Resource Sheet 2
Petition to her Majesty the Queen from Persons residing on the eastern goldfields (extracts)
To The Queen’s Most Excellent Majesty
2. Since the establishment of Responsible Government in Western Australia many of Your Majesty’s subjects have come from outside the Colony to reside on the Eastern Goldfields. By their energy, enterprise, and capital, mines have been discovered and developed, and industries built up and established… The inhabitants of the remaining portion of Western Australia… possess representation in both Houses of Parliament greatly in excess of what they are entitled to, and have thus acquired a power which they have used… towards the inhabitants of the Eastern Goldfields harshly, arbitrarily, and unjustly.
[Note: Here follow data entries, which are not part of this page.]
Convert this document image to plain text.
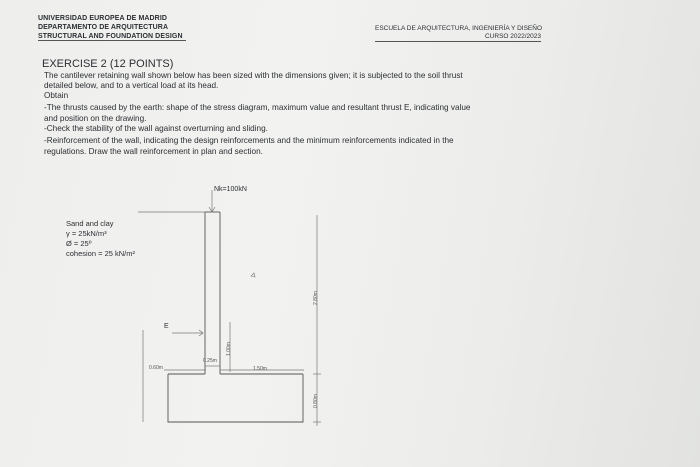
UNIVERSIDAD EUROPEA DE MADRID
DEPARTAMENTO DE ARQUITECTURA
STRUCTURAL AND FOUNDATION DESIGN
ESCUELA DE ARQUITECTURA, INGENIERÍA Y DISEÑO
CURSO 2022/2023
EXERCISE 2 (12 POINTS)
The cantilever retaining wall shown below has been sized with the dimensions given; it is subjected to the soil thrust
detailed below, and to a vertical load at its head.
Obtain
-The thrusts caused by the earth: shape of the stress diagram, maximum value and resultant thrust E, indicating value
and position on the drawing.
-Check the stability of the wall against overturning and sliding.
-Reinforcement of the wall, indicating the design reinforcements and the minimum reinforcements indicated in the
regulations. Draw the wall reinforcement in plan and section.
Sand and clay
γ = 25kN/m³
Ø = 25º
cohesion = 25 kN/m²
Nk=100kN
E
0.60m
0.25m
1.50m
1.00m
2.80m
0.80m
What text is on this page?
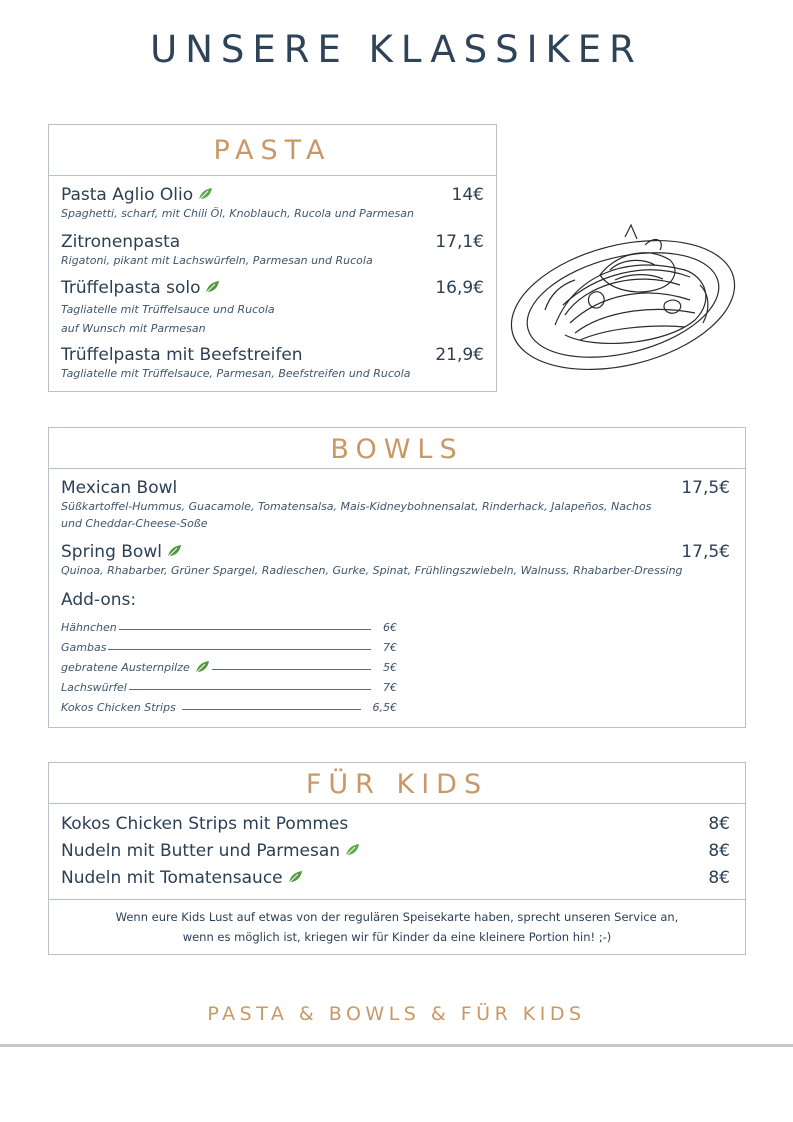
UNSERE KLASSIKER
PASTA
Pasta Aglio Olio	14€
Spaghetti, scharf, mit Chili Öl, Knoblauch, Rucola und Parmesan
Zitronenpasta	17,1€
Rigatoni, pikant mit Lachswürfeln, Parmesan und Rucola
Trüffelpasta solo	16,9€
Tagliatelle mit Trüffelsauce und Rucola
auf Wunsch mit Parmesan
Trüffelpasta mit Beefstreifen	21,9€
Tagliatelle mit Trüffelsauce, Parmesan, Beefstreifen und Rucola
BOWLS
Mexican Bowl	17,5€
Süßkartoffel-Hummus, Guacamole, Tomatensalsa, Mais-Kidneybohnensalat, Rinderhack, Jalapeños, Nachos
und Cheddar-Cheese-Soße
Spring Bowl	17,5€
Quinoa, Rhabarber, Grüner Spargel, Radieschen, Gurke, Spinat, Frühlingszwiebeln, Walnuss, Rhabarber-Dressing
Add-ons:
Hähnchen	6€
Gambas	7€
gebratene Austernpilze	5€
Lachswürfel	7€
Kokos Chicken Strips	6,5€
FÜR KIDS
Kokos Chicken Strips mit Pommes	8€
Nudeln mit Butter und Parmesan	8€
Nudeln mit Tomatensauce	8€
Wenn eure Kids Lust auf etwas von der regulären Speisekarte haben, sprecht unseren Service an,
wenn es möglich ist, kriegen wir für Kinder da eine kleinere Portion hin! ;-)
PASTA & BOWLS & FÜR KIDS
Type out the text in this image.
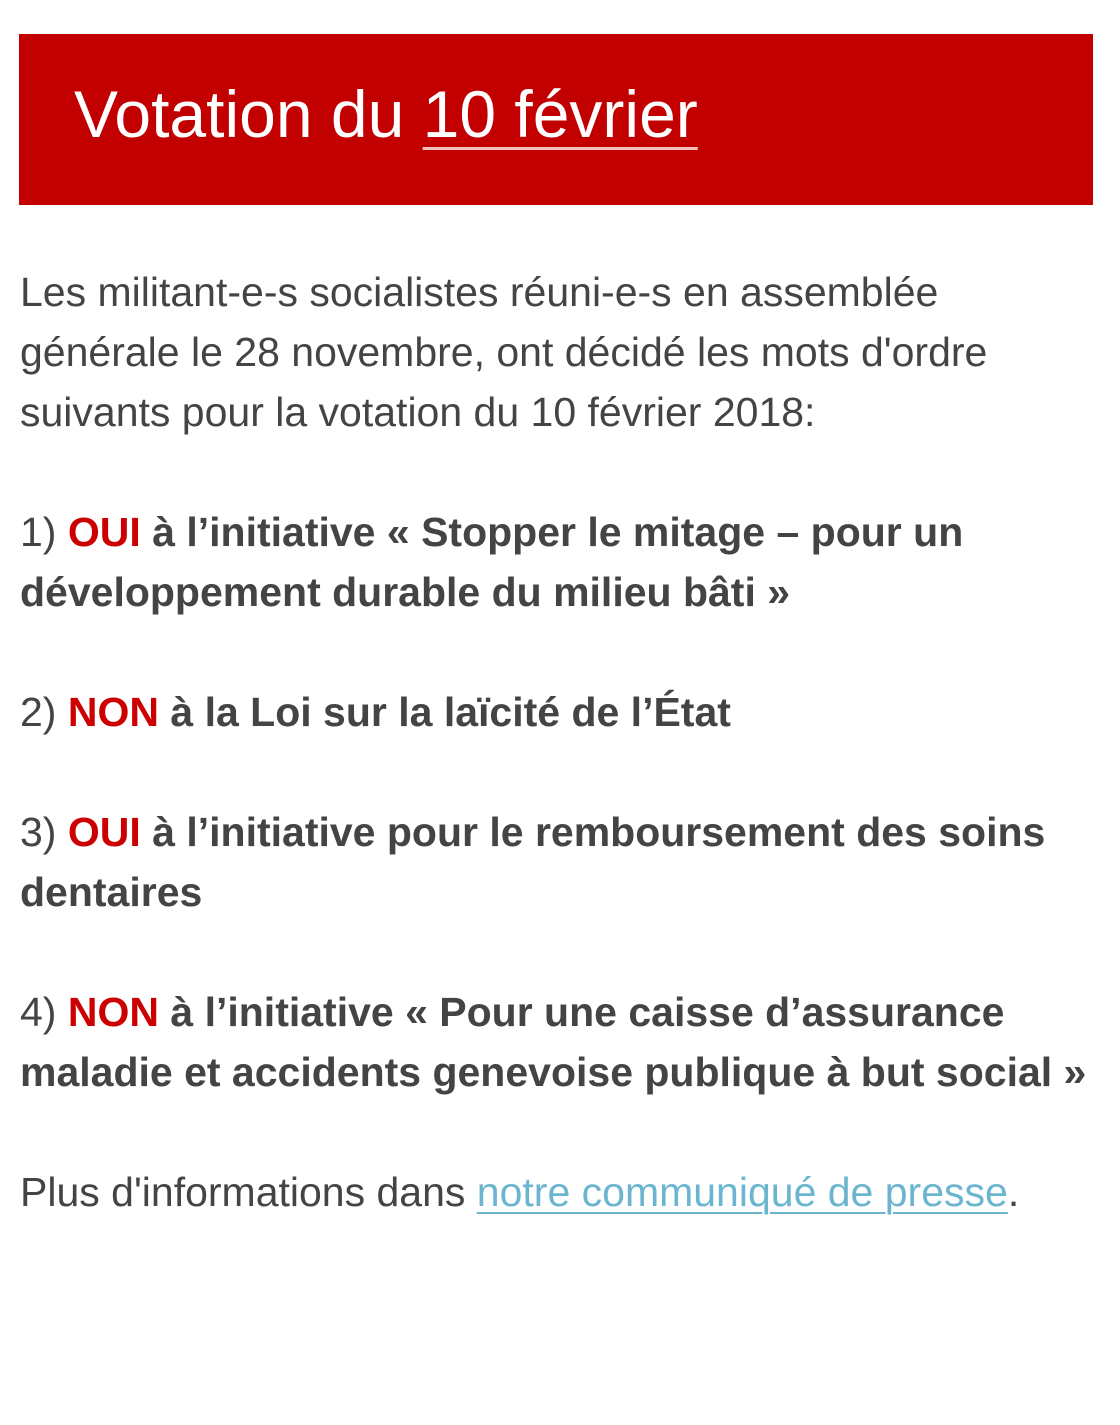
Votation du 10 février

Les militant-e-s socialistes réuni-e-s en assemblée générale le 28 novembre, ont décidé les mots d'ordre suivants pour la votation du 10 février 2018:

1) OUI à l’initiative « Stopper le mitage – pour un développement durable du milieu bâti »

2) NON à la Loi sur la laïcité de l’État

3) OUI à l’initiative pour le remboursement des soins dentaires

4) NON à l’initiative « Pour une caisse d’assurance maladie et accidents genevoise publique à but social »

Plus d'informations dans notre communiqué de presse.
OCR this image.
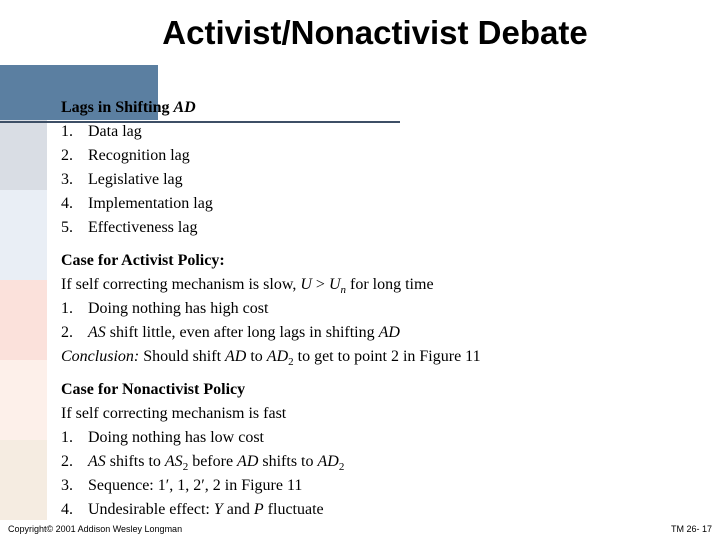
Activist/Nonactivist Debate
Lags in Shifting AD
1. Data lag
2. Recognition lag
3. Legislative lag
4. Implementation lag
5. Effectiveness lag
Case for Activist Policy:
If self correcting mechanism is slow, $U > U_n$ for long time
1. Doing nothing has high cost
2. AS shift little, even after long lags in shifting AD
Conclusion: Should shift AD to $AD_2$ to get to point 2 in Figure 11
Case for Nonactivist Policy
If self correcting mechanism is fast
1. Doing nothing has low cost
2. AS shifts to $AS_2$ before AD shifts to $AD_2$
3. Sequence: 1′, 1, 2′, 2 in Figure 11
4. Undesirable effect: Y and P fluctuate
Copyright© 2001 Addison Wesley Longman	TM 26- 17
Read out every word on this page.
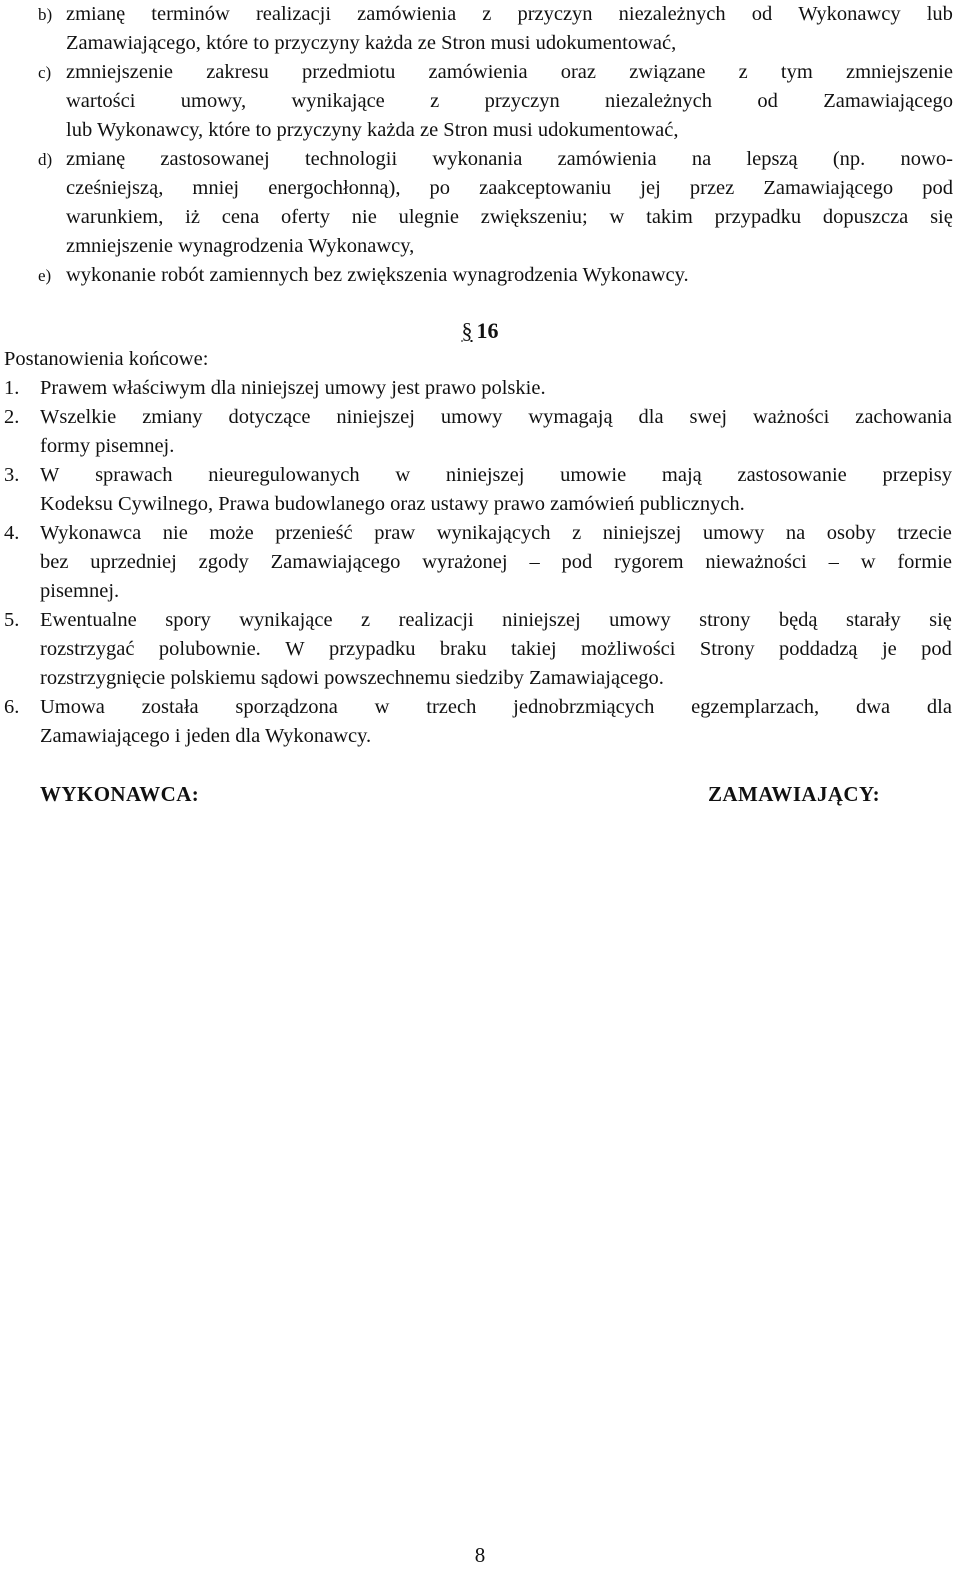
b) zmianę terminów realizacji zamówienia z przyczyn niezależnych od Wykonawcy lub
Zamawiającego, które to przyczyny każda ze Stron musi udokumentować,
c) zmniejszenie zakresu przedmiotu zamówienia oraz związane z tym zmniejszenie
wartości umowy, wynikające z przyczyn niezależnych od Zamawiającego
lub Wykonawcy, które to przyczyny każda ze Stron musi udokumentować,
d) zmianę zastosowanej technologii wykonania zamówienia na lepszą (np. nowo-
cześniejszą, mniej energochłonną), po zaakceptowaniu jej przez Zamawiającego pod
warunkiem, iż cena oferty nie ulegnie zwiększeniu; w takim przypadku dopuszcza się
zmniejszenie wynagrodzenia Wykonawcy,
e) wykonanie robót zamiennych bez zwiększenia wynagrodzenia Wykonawcy.
§ 16
Postanowienia końcowe:
1. Prawem właściwym dla niniejszej umowy jest prawo polskie.
2. Wszelkie zmiany dotyczące niniejszej umowy wymagają dla swej ważności zachowania
formy pisemnej.
3. W sprawach nieuregulowanych w niniejszej umowie mają zastosowanie przepisy
Kodeksu Cywilnego, Prawa budowlanego oraz ustawy prawo zamówień publicznych.
4. Wykonawca nie może przenieść praw wynikających z niniejszej umowy na osoby trzecie
bez uprzedniej zgody Zamawiającego wyrażonej – pod rygorem nieważności – w formie
pisemnej.
5. Ewentualne spory wynikające z realizacji niniejszej umowy strony będą starały się
rozstrzygać polubownie. W przypadku braku takiej możliwości Strony poddadzą je pod
rozstrzygnięcie polskiemu sądowi powszechnemu siedziby Zamawiającego.
6. Umowa została sporządzona w trzech jednobrzmiących egzemplarzach, dwa dla
Zamawiającego i jeden dla Wykonawcy.
WYKONAWCA:	ZAMAWIAJĄCY:
8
3.2 They have imposed unfair and unequal burdens on the inhabitants of the Eastern Goldfields of which the following are instances… heavy customs taxation on food… preferential railway rates… special taxes on the gold mining industry… refusal of railway communication with our natural port on the south coast… expenditure of a large portion of public moneys in their district, while our… needs are ignored.
4. The inhabitants of the Eastern Goldfields are unanimously in favour of joining the Federal Union of the Australian Colonies… and for accepting for that purpose the Bill for the establishment of the Commonwealth of Australia… adopted by the parliaments and people of five other Colonies… [but] the Upper House refused to submit the Bill as adopted by the other colonies. We are thus prevented… from realising our intense desire to join the Federal Union… We therefore humbly pray, Your Majesty, that Colony of Western Australia may be divided by separating the Eastern Goldfields, and establishing a separate colony with its own parliament and government.
Adapted from Western Australian Parliamentary Debates, 1900.
Eastern Goldfields Reform League displaying their petition
Separation for Federation petition, 1898, JJ Dwyer, State Library of Western Australia, 000765D.
A Federal fairy tale
There was once upon a time a rich and beautiful princess called Kalgoorlie, with a sister called Coolgardie, and other younger sisters who will be rich as they grow older. It was their misfortune to be born in a land ruled by a cruel and greedy Knight, called Sir John Forrest… As they grew from little girls into young women, they began to hate the horrid swamp called Provincialism in which the Knight kept them imprisoned and they cast longing eyes on the fair country of Federation, where from the swamp they could see the great fairy, Australia, enthroned. They besought the Knight, saying, “Let us go to that land, and we will take you too out of this swamp, share our gold with you, and all your greedy relations even shall accompany us.” But the Knight said “No, I am at home in the swamp, for I am master of all creatures in it, and while you are here I can do with your gold as I will. I and my friends would die of a dreadful malady called unimportance in that land of Federation, therefore you shall not go.” The princess Kalgoorlie has a kind heart, and does not wish the Knight and his friends to die of unimportance, therefore she strives to go with her sisters to the land of Federation, leaving the Knight in the swamp which he loves, and she prays the great lady Australia to help her to her desire.
Kalgoorlie Western Argus, 26 April 1900.